Huh. You get what you pay for. With insurance and government cuts in spending, patients get Wal-Mart service instead of Waldorf service.

If patients want the Disneyland/Hotel experience, on top of keeping them alive and as well as we can, then reimbursement needs to match expectations.

No, because the third element missing is budget and staffing. If nursing unstaffed the demands of the patients are not lessened but the nurse work load increased. So you end up miserable staff who are over worked and patients who mad they are not being waited on.

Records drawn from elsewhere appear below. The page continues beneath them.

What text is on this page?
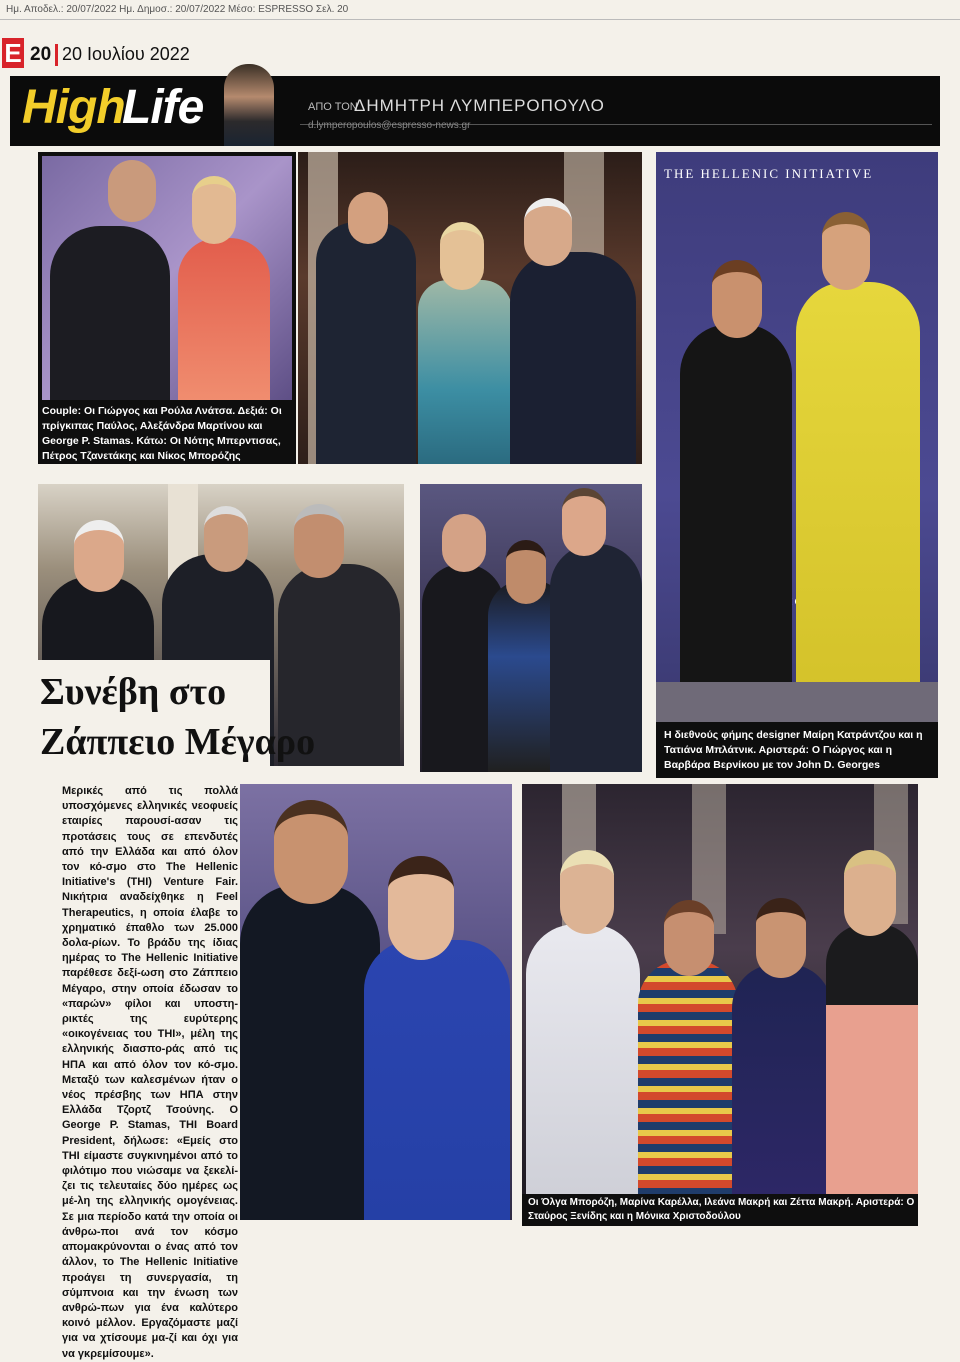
Ημ. Αποδελ.: 20/07/2022 Ημ. Δημοσ.: 20/07/2022 Μέσο: ESPRESSO Σελ. 20
E 20 20 Ιουλίου 2022
High
Life	ΑΠΟ ΤΟΝ
ΔΗΜΗΤΡΗ ΛΥΜΠΕΡΟΠΟΥΛΟ
d.lymperopoulos@espresso-news.gr
Couple: Οι Γιώργος και Ρούλα Λνάτσα. Δεξιά: Οι πρίγκιπας Παύλος, Αλεξάνδρα Μαρτίνου και George P. Stamas. Κάτω: Οι Νότης Μπερντισας, Πέτρος Τζανετάκης και Νίκος Μπορόζης
THE HELLENIC INITIATIVE
Η διεθνούς φήμης designer Μαίρη Κατράντζου και η Τατιάνα Μπλάτνικ. Αριστερά: Ο Γιώργος και η Βαρβάρα Βερνίκου με τον John D. Georges
Συνέβη στο
Ζάππειο Μέγαρο
Μερικές από τις πολλά υποσχόμενες ελληνικές νεοφυείς εταιρίες παρουσί-ασαν τις προτάσεις τους σε επενδυτές από την Ελλάδα και από όλον τον κό-σμο στο The Hellenic Initiative's (THI) Venture Fair. Νικήτρια αναδείχθηκε η Feel Therapeutics, η οποία έλαβε το χρηματικό έπαθλο των 25.000 δολα-ρίων. Το βράδυ της ίδιας ημέρας το The Hellenic Initiative παρέθεσε δεξί-ωση στο Ζάππειο Μέγαρο, στην οποία έδωσαν το «παρών» φίλοι και υποστη-ρικτές της ευρύτερης «οικογένειας του THI», μέλη της ελληνικής διασπο-ράς από τις ΗΠΑ και από όλον τον κό-σμο. Μεταξύ των καλεσμένων ήταν ο νέος πρέσβης των ΗΠΑ στην Ελλάδα Τζορτζ Τσούνης. Ο George P. Stamas, THI Board President, δήλωσε: «Εμείς στο THI είμαστε συγκινημένοι από το φιλότιμο που νιώσαμε να ξεκελί-ζει τις τελευταίες δύο ημέρες ως μέ-λη της ελληνικής ομογένειας. Σε μια περίοδο κατά την οποία οι άνθρω-ποι ανά τον κόσμο απομακρύνονται ο ένας από τον άλλον, το The Hellenic Initiative προάγει τη συνεργασία, τη σύμπνοια και την ένωση των ανθρώ-πων για ένα καλύτερο κοινό μέλλον. Εργαζόμαστε μαζί για να χτίσουμε μα-ζί και όχι για να γκρεμίσουμε».
Οι Όλγα Μπορόζη, Μαρίνα Καρέλλα, Ιλεάνα Μακρή και Ζέττα Μακρή. Αριστερά: Ο Σταύρος Ξενίδης και η Μόνικα Χριστοδούλου
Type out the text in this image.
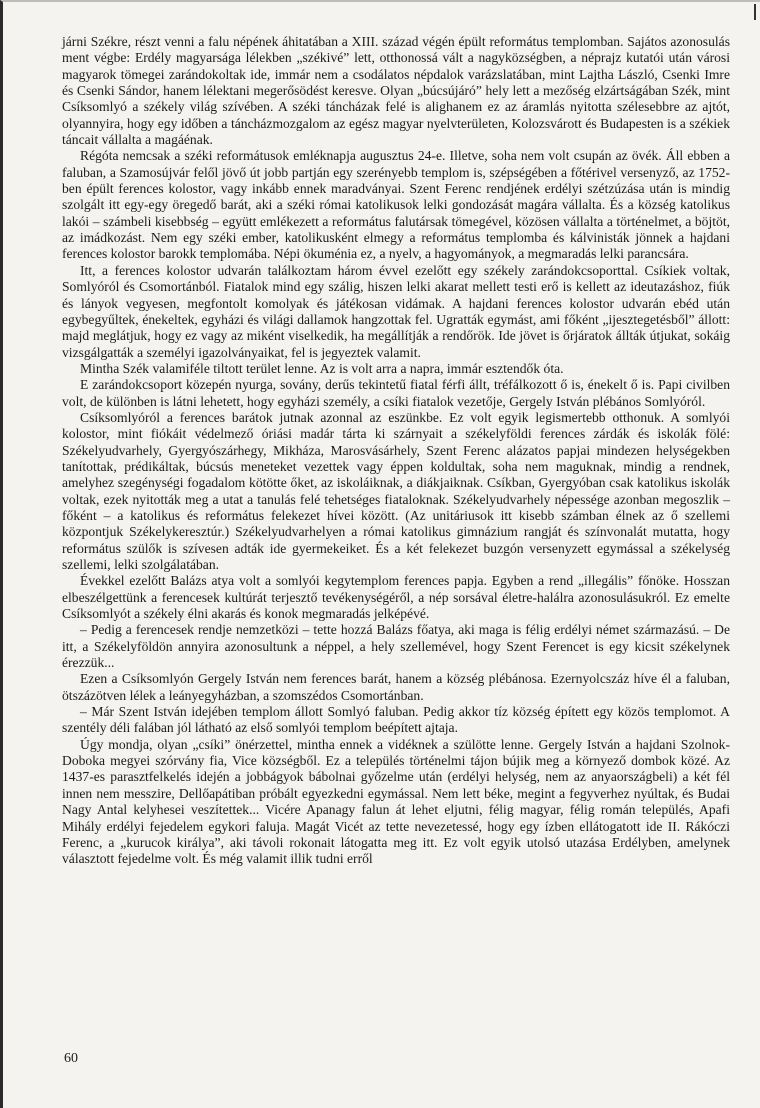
járni Székre, részt venni a falu népének áhitatában a XIII. század végén épült református templomban. Sajátos azonosulás ment végbe: Erdély magyarsága lélekben „székivé” lett, otthonossá vált a nagyközségben, a néprajz kutatói után városi magyarok tömegei zarándokoltak ide, immár nem a csodálatos népdalok varázslatában, mint Lajtha László, Csenki Imre és Csenki Sándor, hanem lélektani megerősödést keresve. Olyan „búcsújáró” hely lett a mezőség elzártságában Szék, mint Csíksomlyó a székely világ szívében. A széki táncházak felé is alighanem ez az áramlás nyitotta szélesebbre az ajtót, olyannyira, hogy egy időben a táncházmozgalom az egész magyar nyelvterületen, Kolozsvárott és Budapesten is a székiek táncait vállalta a magáénak.

Régóta nemcsak a széki reformátusok emléknapja augusztus 24-e. Illetve, soha nem volt csupán az övék. Áll ebben a faluban, a Szamosújvár felől jövő út jobb partján egy szerényebb templom is, szépségében a főtérivel versenyző, az 1752-ben épült ferences kolostor, vagy inkább ennek maradványai. Szent Ferenc rendjének erdélyi szétzúzása után is mindig szolgált itt egy-egy öregedő barát, aki a széki római katolikusok lelki gondozását magára vállalta. És a község katolikus lakói – számbeli kisebbség – együtt emlékezett a református falutársak tömegével, közösen vállalta a történelmet, a böjtöt, az imádkozást. Nem egy széki ember, katolikusként elmegy a református templomba és kálvinisták jönnek a hajdani ferences kolostor barokk templomába. Népi ökuménia ez, a nyelv, a hagyományok, a megmaradás lelki parancsára.

Itt, a ferences kolostor udvarán találkoztam három évvel ezelőtt egy székely zarándokcsoporttal. Csíkiek voltak, Somlyóról és Csomortánból. Fiatalok mind egy szálig, hiszen lelki akarat mellett testi erő is kellett az ideutazáshoz, fiúk és lányok vegyesen, megfontolt komolyak és játékosan vidámak. A hajdani ferences kolostor udvarán ebéd után egybegyűltek, énekeltek, egyházi és világi dallamok hangzottak fel. Ugratták egymást, ami főként „ijesztegetésből” állott: majd meglátjuk, hogy ez vagy az miként viselkedik, ha megállítják a rendőrök. Ide jövet is őrjáratok állták útjukat, sokáig vizsgálgatták a személyi igazolványaikat, fel is jegyeztek valamit.

Mintha Szék valamiféle tiltott terület lenne. Az is volt arra a napra, immár esztendők óta.

E zarándokcsoport közepén nyurga, sovány, derűs tekintetű fiatal férfi állt, tréfálkozott ő is, énekelt ő is. Papi civilben volt, de különben is látni lehetett, hogy egyházi személy, a csíki fiatalok vezetője, Gergely István plébános Somlyóról.

Csíksomlyóról a ferences barátok jutnak azonnal az eszünkbe. Ez volt egyik legismertebb otthonuk. A somlyói kolostor, mint fiókáit védelmező óriási madár tárta ki szárnyait a székelyföldi ferences zárdák és iskolák fölé: Székelyudvarhely, Gyergyószárhegy, Mikháza, Marosvásárhely, Szent Ferenc alázatos papjai mindezen helységekben tanítottak, prédikáltak, búcsús meneteket vezettek vagy éppen koldultak, soha nem maguknak, mindig a rendnek, amelyhez szegénységi fogadalom kötötte őket, az iskoláiknak, a diákjaiknak. Csíkban, Gyergyóban csak katolikus iskolák voltak, ezek nyitották meg a utat a tanulás felé tehetséges fiataloknak. Székelyudvarhely népessége azonban megoszlik – főként – a katolikus és református felekezet hívei között. (Az unitáriusok itt kisebb számban élnek az ő szellemi központjuk Székelykeresztúr.) Székelyudvarhelyen a római katolikus gimnázium rangját és színvonalát mutatta, hogy református szülők is szívesen adták ide gyermekeiket. És a két felekezet buzgón versenyzett egymással a székelység szellemi, lelki szolgálatában.

Évekkel ezelőtt Balázs atya volt a somlyói kegytemplom ferences papja. Egyben a rend „illegális” főnöke. Hosszan elbeszélgettünk a ferencesek kultúrát terjesztő tevékenységéről, a nép sorsával életre-halálra azonosulásukról. Ez emelte Csíksomlyót a székely élni akarás és konok megmaradás jelképévé.

– Pedig a ferencesek rendje nemzetközi – tette hozzá Balázs főatya, aki maga is félig erdélyi német származású. – De itt, a Székelyföldön annyira azonosultunk a néppel, a hely szellemével, hogy Szent Ferencet is egy kicsit székelynek érezzük...

Ezen a Csíksomlyón Gergely István nem ferences barát, hanem a község plébánosa. Ezernyolcszáz híve él a faluban, ötszázötven lélek a leányegyházban, a szomszédos Csomortánban.

– Már Szent István idejében templom állott Somlyó faluban. Pedig akkor tíz község épített egy közös templomot. A szentély déli falában jól látható az első somlyói templom beépített ajtaja.

Úgy mondja, olyan „csíki” önérzettel, mintha ennek a vidéknek a szülötte lenne. Gergely István a hajdani Szolnok-Doboka megyei szórvány fia, Vice községből. Ez a település történelmi tájon bújik meg a környező dombok közé. Az 1437-es parasztfelkelés idején a jobbágyok bábolnai győzelme után (erdélyi helység, nem az anyaországbeli) a két fél innen nem messzire, Dellőapátiban próbált egyezkedni egymással. Nem lett béke, megint a fegyverhez nyúltak, és Budai Nagy Antal kelyhesei veszítettek... Vicére Apanagy falun át lehet eljutni, félig magyar, félig román település, Apafi Mihály erdélyi fejedelem egykori faluja. Magát Vicét az tette nevezetessé, hogy egy ízben ellátogatott ide II. Rákóczi Ferenc, a „kurucok királya”, aki távoli rokonait látogatta meg itt. Ez volt egyik utolsó utazása Erdélyben, amelynek választott fejedelme volt. És még valamit illik tudni erről

60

The nursing becomes about just meeting the patient's healthcare needs at that point. The model of patient satisfaction means patient should be happy as if it was hotel stay but the reality could not be farther from the truth. Hospital are meant to get the patient through their health crisis not as measuring stick for if hot towels were delivered immediately, free coffee taated just right, the painting on the wall was pleasing, and so on.. Hospitals should not be miserable but in this age of business model run hospitals the patient's actual health reaon is almost secondary to the patient and their families pleasure. Normally the staff are left to work short and reprimanded for not making the families or patient happy. People expect hospitals to be hotel or resort like while hating the bill or simply not paying..same time management expect employees to work short staffed to maxmize the dollar all while.maintaining the patient satisfaction portion. We have perverted the general public perception of hospitals. Hospitals are viewed totally different. Though a patient may have had surgery successful, no aide effects, complications and returned home to baseline health they may have been upset the call light was not answered immediately or that the unit was out of their favorite color jello (list goes on and on). I don't think those are fare assessments of the true meaning of hospitals and patient care.

I agree, patient satisfaction needs to go away. It is unrealistic and provides very little constructive feedback. Plus those who are satisfied rarely fill them out. The ones mad the discharge physician was not there immediately, hated the hospital food or disliked one of the nurses because she/he didn't bring their family coffee (yes seen that complaint) are the ones who fill it out. Healthcare has given the public the wrong expectations of nurses and hospitals.